The most surprising name in the White House announcement Friday of new U.S. Attorney nominees was Daniel Bogden. One of six prosecutors fired by the Bush White House in 2006, Bogden was recommended for his old job by Senate Majority Leader Harry Reid (D-Nev.)
It might sound inspiring: prosecutor wronged by the Bushies made right by the Obama team. But it’s a little more complicated. Reid faces an uphill battle for re-election next year. And in a Western state like Nevada, being leader of the Senate Democrats is more of a liability than advantage. Think: Tom Daschle.
So, by asking the White House to appoint Bogden, Reid is able to score points with Republicans in Nevada, portray himself as a centrist, and tell liberals he was doing it to right a wrong of the Bush era.

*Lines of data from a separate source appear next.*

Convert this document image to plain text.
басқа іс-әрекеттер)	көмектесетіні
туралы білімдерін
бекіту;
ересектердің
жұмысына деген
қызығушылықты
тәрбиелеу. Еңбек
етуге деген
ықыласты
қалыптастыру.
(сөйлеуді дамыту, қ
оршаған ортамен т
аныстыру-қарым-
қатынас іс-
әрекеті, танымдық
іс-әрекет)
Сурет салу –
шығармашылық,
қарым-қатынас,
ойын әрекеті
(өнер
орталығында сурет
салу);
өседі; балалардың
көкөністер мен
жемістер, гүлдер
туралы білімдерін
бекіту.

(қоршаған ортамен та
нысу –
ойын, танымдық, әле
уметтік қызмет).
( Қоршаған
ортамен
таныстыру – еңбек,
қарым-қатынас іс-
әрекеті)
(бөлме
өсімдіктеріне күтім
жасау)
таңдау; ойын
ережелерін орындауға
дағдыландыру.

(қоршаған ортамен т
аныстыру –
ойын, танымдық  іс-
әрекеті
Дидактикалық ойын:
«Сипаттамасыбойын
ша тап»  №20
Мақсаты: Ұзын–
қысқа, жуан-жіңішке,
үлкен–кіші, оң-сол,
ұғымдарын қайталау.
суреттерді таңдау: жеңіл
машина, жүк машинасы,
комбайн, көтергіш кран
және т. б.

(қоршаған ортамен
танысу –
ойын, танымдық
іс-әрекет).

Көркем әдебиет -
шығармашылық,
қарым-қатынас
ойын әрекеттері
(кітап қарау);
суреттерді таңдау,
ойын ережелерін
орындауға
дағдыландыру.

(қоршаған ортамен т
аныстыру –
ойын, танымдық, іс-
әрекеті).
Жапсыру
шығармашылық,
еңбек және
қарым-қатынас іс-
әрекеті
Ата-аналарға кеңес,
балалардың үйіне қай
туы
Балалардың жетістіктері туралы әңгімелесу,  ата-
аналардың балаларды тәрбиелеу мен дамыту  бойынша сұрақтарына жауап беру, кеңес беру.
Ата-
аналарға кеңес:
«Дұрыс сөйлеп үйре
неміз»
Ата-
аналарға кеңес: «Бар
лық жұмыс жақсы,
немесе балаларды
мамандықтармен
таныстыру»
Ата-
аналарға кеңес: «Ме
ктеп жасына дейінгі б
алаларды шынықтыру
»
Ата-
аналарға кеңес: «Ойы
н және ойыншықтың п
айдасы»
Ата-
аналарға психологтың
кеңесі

The only problem, as we have previously reported here and here: line prosecutors in Nevada don’t much like Bodgen, whose most prominent local case was known as “G-Sting” because it involved bribery allegations at a strip club.

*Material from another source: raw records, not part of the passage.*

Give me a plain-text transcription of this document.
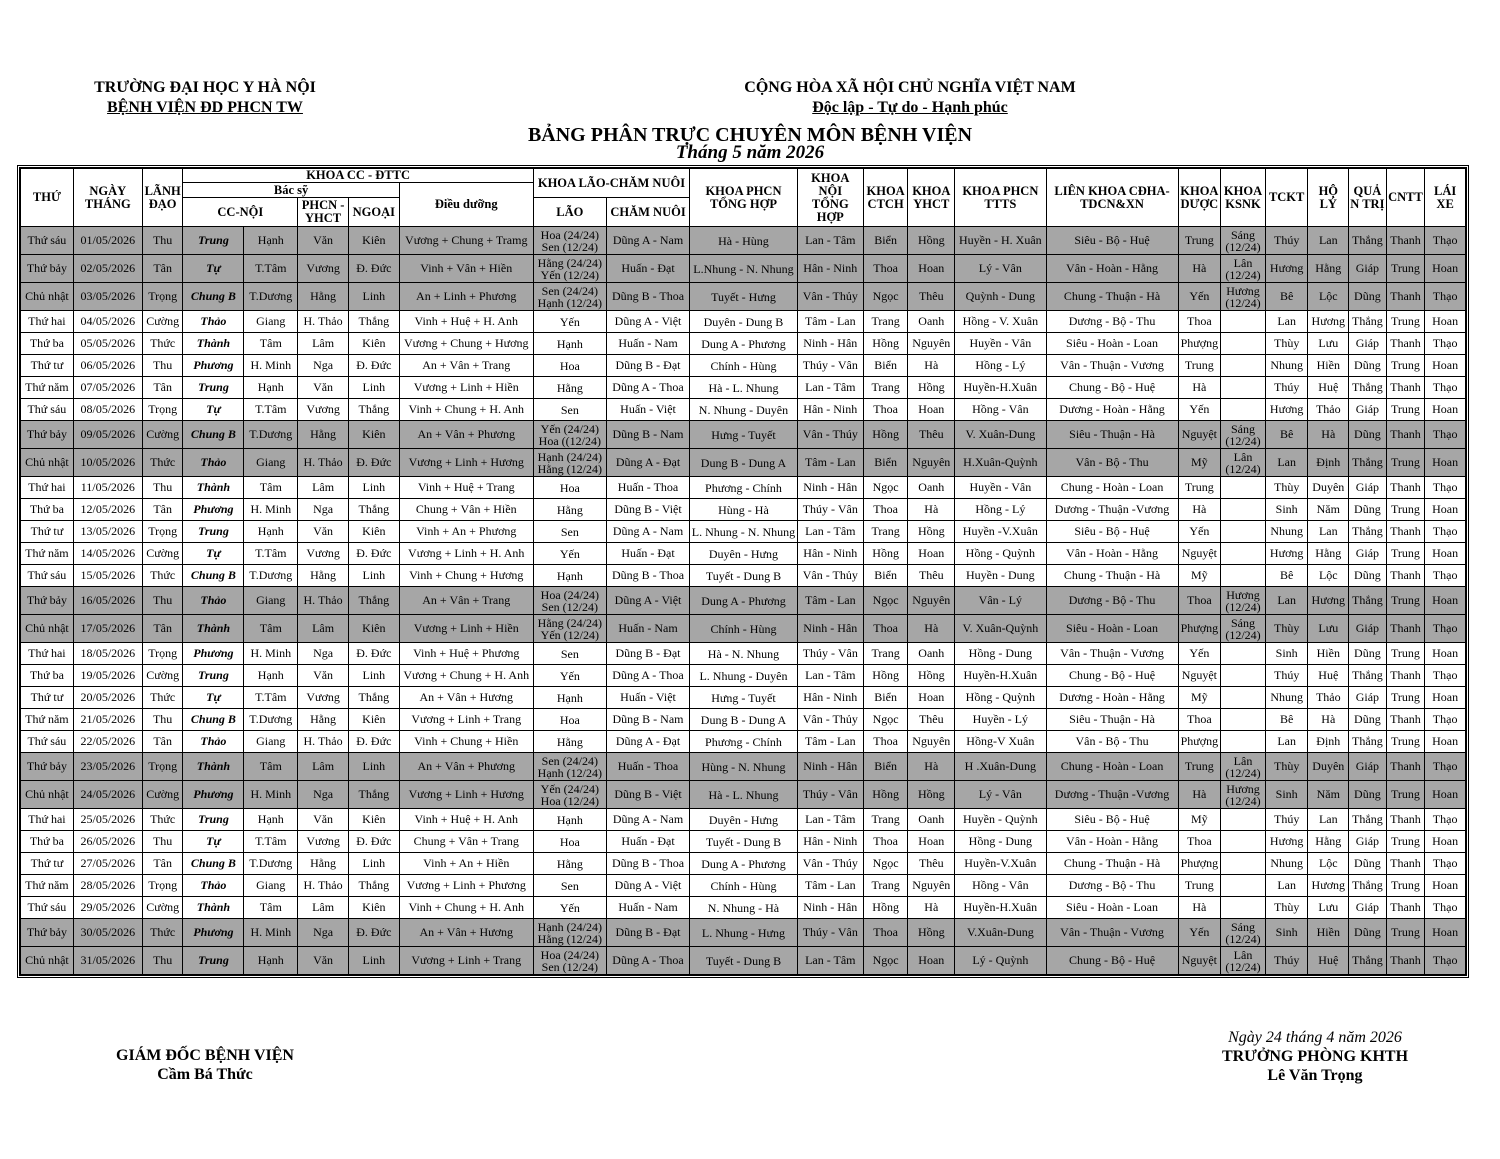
TRƯỜNG ĐẠI HỌC Y HÀ NỘI
BỆNH VIỆN ĐD PHCN TW
CỘNG HÒA XÃ HỘI CHỦ NGHĨA VIỆT NAM
Độc lập - Tự do - Hạnh phúc
BẢNG PHÂN TRỰC CHUYÊN MÔN BỆNH VIỆN
Tháng 5 năm 2026
THỨ	NGÀY THÁNG	LÃNH ĐẠO	KHOA CC - ĐTTC					KHOA LÃO-CHĂM NUÔI		KHOA PHCN TỔNG HỢP	KHOA NỘI TỔNG HỢP	KHOA CTCH	KHOA YHCT	KHOA PHCN TTTS	LIÊN KHOA CĐHA-TDCN&XN	KHOA DƯỢC	KHOA KSNK	TCKT	HỘ LÝ	QUẢ N TRỊ	CNTT	LÁI XE
			Bác sỹ				Điều dưỡng															
			CC-NỘI		PHCN - YHCT	NGOẠI		LÃO	CHĂM NUÔI													
Thứ sáu	01/05/2026	Thu	Trung	Hạnh	Văn	Kiên	Vương + Chung + Tramg	Hoa (24/24) Sen (12/24)	Dũng A - Nam	Hà - Hùng	Lan - Tâm	Biển	Hồng	Huyền - H. Xuân	Siêu - Bộ - Huệ	Trung	Sáng (12/24)	Thúy	Lan	Thắng	Thanh	Thạo
Thứ bảy	02/05/2026	Tân	Tự	T.Tâm	Vương	Đ. Đức	Vinh + Vân + Hiền	Hằng (24/24) Yến (12/24)	Huấn - Đạt	L.Nhung - N. Nhung	Hân - Ninh	Thoa	Hoan	Lý - Vân	Vân - Hoàn - Hằng	Hà	Lân (12/24)	Hương	Hằng	Giáp	Trung	Hoan
Chủ nhật	03/05/2026	Trọng	Chung B	T.Dương	Hằng	Linh	An + Linh + Phương	Sen (24/24) Hạnh (12/24)	Dũng B - Thoa	Tuyết - Hưng	Vân - Thủy	Ngọc	Thêu	Quỳnh - Dung	Chung - Thuận - Hà	Yến	Hương (12/24)	Bê	Lộc	Dũng	Thanh	Thạo
Thứ hai	04/05/2026	Cường	Thảo	Giang	H. Thảo	Thắng	Vinh + Huệ + H. Anh	Yến	Dũng A - Việt	Duyên - Dung B	Tâm - Lan	Trang	Oanh	Hồng - V. Xuân	Dương - Bộ - Thu	Thoa		Lan	Hương	Thắng	Trung	Hoan
Thứ ba	05/05/2026	Thức	Thành	Tâm	Lâm	Kiên	Vương + Chung + Hương	Hạnh	Huấn - Nam	Dung A - Phương	Ninh - Hân	Hồng	Nguyên	Huyền - Vân	Siêu - Hoàn - Loan	Phượng		Thùy	Lưu	Giáp	Thanh	Thạo
Thứ tư	06/05/2026	Thu	Phương	H. Minh	Nga	Đ. Đức	An + Vân + Trang	Hoa	Dũng B - Đạt	Chính - Hùng	Thúy - Vân	Biển	Hà	Hồng - Lý	Vân - Thuận - Vương	Trung		Nhung	Hiền	Dũng	Trung	Hoan
Thứ năm	07/05/2026	Tân	Trung	Hạnh	Văn	Linh	Vương + Linh + Hiền	Hằng	Dũng A - Thoa	Hà - L. Nhung	Lan - Tâm	Trang	Hồng	Huyền-H.Xuân	Chung - Bộ - Huệ	Hà		Thúy	Huệ	Thắng	Thanh	Thạo
Thứ sáu	08/05/2026	Trọng	Tự	T.Tâm	Vương	Thắng	Vinh + Chung + H. Anh	Sen	Huấn - Việt	N. Nhung - Duyên	Hân - Ninh	Thoa	Hoan	Hồng - Vân	Dương - Hoàn - Hằng	Yến		Hương	Thảo	Giáp	Trung	Hoan
Thứ bảy	09/05/2026	Cường	Chung B	T.Dương	Hằng	Kiên	An + Vân + Phương	Yến (24/24) Hoa ((12/24)	Dũng B - Nam	Hưng - Tuyết	Vân - Thúy	Hồng	Thêu	V. Xuân-Dung	Siêu - Thuận - Hà	Nguyệt	Sáng (12/24)	Bê	Hà	Dũng	Thanh	Thạo
Chủ nhật	10/05/2026	Thức	Thảo	Giang	H. Thảo	Đ. Đức	Vương + Linh + Hương	Hạnh (24/24) Hằng (12/24)	Dũng A - Đạt	Dung B - Dung A	Tâm - Lan	Biển	Nguyên	H.Xuân-Quỳnh	Vân - Bộ - Thu	Mỹ	Lân (12/24)	Lan	Định	Thắng	Trung	Hoan
Thứ hai	11/05/2026	Thu	Thành	Tâm	Lâm	Linh	Vinh + Huệ + Trang	Hoa	Huấn - Thoa	Phương - Chính	Ninh - Hân	Ngọc	Oanh	Huyền - Vân	Chung - Hoàn - Loan	Trung		Thùy	Duyên	Giáp	Thanh	Thạo
Thứ ba	12/05/2026	Tân	Phương	H. Minh	Nga	Thắng	Chung + Vân + Hiền	Hằng	Dũng B - Việt	Hùng - Hà	Thúy - Vân	Thoa	Hà	Hồng - Lý	Dương - Thuận -Vương	Hà		Sinh	Năm	Dũng	Trung	Hoan
Thứ tư	13/05/2026	Trọng	Trung	Hạnh	Văn	Kiên	Vinh + An + Phương	Sen	Dũng A - Nam	L. Nhung - N. Nhung	Lan - Tâm	Trang	Hồng	Huyền -V.Xuân	Siêu - Bộ - Huệ	Yến		Nhung	Lan	Thắng	Thanh	Thạo
Thứ năm	14/05/2026	Cường	Tự	T.Tâm	Vương	Đ. Đức	Vương + Linh + H. Anh	Yến	Huấn - Đạt	Duyên - Hưng	Hân - Ninh	Hồng	Hoan	Hồng - Quỳnh	Vân - Hoàn - Hằng	Nguyệt		Hương	Hằng	Giáp	Trung	Hoan
Thứ sáu	15/05/2026	Thức	Chung B	T.Dương	Hằng	Linh	Vinh + Chung + Hương	Hạnh	Dũng B - Thoa	Tuyết - Dung B	Vân - Thủy	Biển	Thêu	Huyền - Dung	Chung - Thuận - Hà	Mỹ		Bê	Lộc	Dũng	Thanh	Thạo
Thứ bảy	16/05/2026	Thu	Thảo	Giang	H. Thảo	Thắng	An + Vân + Trang	Hoa (24/24) Sen (12/24)	Dũng A - Việt	Dung A - Phương	Tâm - Lan	Ngọc	Nguyên	Vân - Lý	Dương - Bộ - Thu	Thoa	Hương (12/24)	Lan	Hương	Thắng	Trung	Hoan
Chủ nhật	17/05/2026	Tân	Thành	Tâm	Lâm	Kiên	Vương + Linh + Hiền	Hằng (24/24) Yến (12/24)	Huấn - Nam	Chính - Hùng	Ninh - Hân	Thoa	Hà	V. Xuân-Quỳnh	Siêu - Hoàn - Loan	Phượng	Sáng (12/24)	Thùy	Lưu	Giáp	Thanh	Thạo
Thứ hai	18/05/2026	Trọng	Phương	H. Minh	Nga	Đ. Đức	Vinh + Huệ + Phương	Sen	Dũng B - Đạt	Hà - N. Nhung	Thúy - Vân	Trang	Oanh	Hồng - Dung	Vân - Thuận - Vương	Yến		Sinh	Hiền	Dũng	Trung	Hoan
Thứ ba	19/05/2026	Cường	Trung	Hạnh	Văn	Linh	Vương + Chung + H. Anh	Yến	Dũng A - Thoa	L. Nhung - Duyên	Lan - Tâm	Hồng	Hồng	Huyền-H.Xuân	Chung - Bộ - Huệ	Nguyệt		Thúy	Huệ	Thắng	Thanh	Thạo
Thứ tư	20/05/2026	Thức	Tự	T.Tâm	Vương	Thắng	An + Vân + Hương	Hạnh	Huấn - Việt	Hưng - Tuyết	Hân - Ninh	Biển	Hoan	Hồng - Quỳnh	Dương - Hoàn - Hằng	Mỹ		Nhung	Thảo	Giáp	Trung	Hoan
Thứ năm	21/05/2026	Thu	Chung B	T.Dương	Hằng	Kiên	Vương + Linh + Trang	Hoa	Dũng B - Nam	Dung B - Dung A	Vân - Thủy	Ngọc	Thêu	Huyền - Lý	Siêu - Thuận - Hà	Thoa		Bê	Hà	Dũng	Thanh	Thạo
Thứ sáu	22/05/2026	Tân	Thảo	Giang	H. Thảo	Đ. Đức	Vinh + Chung + Hiền	Hằng	Dũng A - Đạt	Phương - Chính	Tâm - Lan	Thoa	Nguyên	Hồng-V Xuân	Vân - Bộ - Thu	Phượng		Lan	Định	Thắng	Trung	Hoan
Thứ bảy	23/05/2026	Trọng	Thành	Tâm	Lâm	Linh	An + Vân + Phương	Sen (24/24) Hạnh (12/24)	Huấn - Thoa	Hùng - N. Nhung	Ninh - Hân	Biển	Hà	H .Xuân-Dung	Chung - Hoàn - Loan	Trung	Lân (12/24)	Thùy	Duyên	Giáp	Thanh	Thạo
Chủ nhật	24/05/2026	Cường	Phương	H. Minh	Nga	Thắng	Vương + Linh + Hương	Yến (24/24) Hoa (12/24)	Dũng B - Việt	Hà - L. Nhung	Thúy - Vân	Hồng	Hồng	Lý - Vân	Dương - Thuận -Vương	Hà	Hương (12/24)	Sinh	Năm	Dũng	Trung	Hoan
Thứ hai	25/05/2026	Thức	Trung	Hạnh	Văn	Kiên	Vinh + Huệ + H. Anh	Hạnh	Dũng A - Nam	Duyên - Hưng	Lan - Tâm	Trang	Oanh	Huyền - Quỳnh	Siêu - Bộ - Huệ	Mỹ		Thúy	Lan	Thắng	Thanh	Thạo
Thứ ba	26/05/2026	Thu	Tự	T.Tâm	Vương	Đ. Đức	Chung + Vân + Trang	Hoa	Huấn - Đạt	Tuyết - Dung B	Hân - Ninh	Thoa	Hoan	Hồng - Dung	Vân - Hoàn - Hằng	Thoa		Hương	Hằng	Giáp	Trung	Hoan
Thứ tư	27/05/2026	Tân	Chung B	T.Dương	Hằng	Linh	Vinh + An + Hiền	Hằng	Dũng B - Thoa	Dung A - Phương	Vân - Thúy	Ngọc	Thêu	Huyền-V.Xuân	Chung - Thuận - Hà	Phượng		Nhung	Lộc	Dũng	Thanh	Thạo
Thứ năm	28/05/2026	Trọng	Thảo	Giang	H. Thảo	Thắng	Vương + Linh + Phương	Sen	Dũng A - Việt	Chính - Hùng	Tâm - Lan	Trang	Nguyên	Hồng - Vân	Dương - Bộ - Thu	Trung		Lan	Hương	Thắng	Trung	Hoan
Thứ sáu	29/05/2026	Cường	Thành	Tâm	Lâm	Kiên	Vinh + Chung + H. Anh	Yến	Huấn - Nam	N. Nhung - Hà	Ninh - Hân	Hồng	Hà	Huyền-H.Xuân	Siêu - Hoàn - Loan	Hà		Thùy	Lưu	Giáp	Thanh	Thạo
Thứ bảy	30/05/2026	Thức	Phương	H. Minh	Nga	Đ. Đức	An + Vân + Hương	Hạnh (24/24) Hằng (12/24)	Dũng B - Đạt	L. Nhung - Hưng	Thúy - Vân	Thoa	Hồng	V.Xuân-Dung	Vân - Thuận - Vương	Yến	Sáng (12/24)	Sinh	Hiền	Dũng	Trung	Hoan
Chủ nhật	31/05/2026	Thu	Trung	Hạnh	Văn	Linh	Vương + Linh + Trang	Hoa (24/24) Sen (12/24)	Dũng A - Thoa	Tuyết - Dung B	Lan - Tâm	Ngọc	Hoan	Lý - Quỳnh	Chung - Bộ - Huệ	Nguyệt	Lân (12/24)	Thúy	Huệ	Thắng	Thanh	Thạo
GIÁM ĐỐC BỆNH VIỆN
Cầm Bá Thức
Ngày 24 tháng 4 năm 2026
TRƯỞNG PHÒNG KHTH
Lê Văn Trọng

Anonymous prosecutors used words like “demoralizing” and “disheartening” and “It’s not what Obama is about” in a June story in the Las Vegas Sun.
The New York Times has a story today on the Bodgen controversy here. There have been complaints in the past about a lack of diversity in the office, and the Times quotes F. Travis Buchanan, president of the Las Vegas chapter of the National Bar Association, a professional group for African-American lawyers, as saying:
“We just don’t understand, why him?”…. “Who else was considered? If no one else was considered, why wasn’t anyone else considered?”
The Times reported that Buchanan’s group was drafting a letter to the Senate Judiciary Committee to express “reservations” about the intended nomination. The Times said it could not reach Bogden for comment Friday.
Undoubtedly the White House took into account that Nevada’s Republican senator, John Ensign, supports Bodgen. The White House has been very solicitous of GOP senators’ wishes in the U.S. Attorney process — apparently regardless of whether they’re involved in a sex scandal - and has even delayed a fully vetted candidate for the Middle District of Alabama because Sen. Richard Shelby (R-Ala.) is objecting.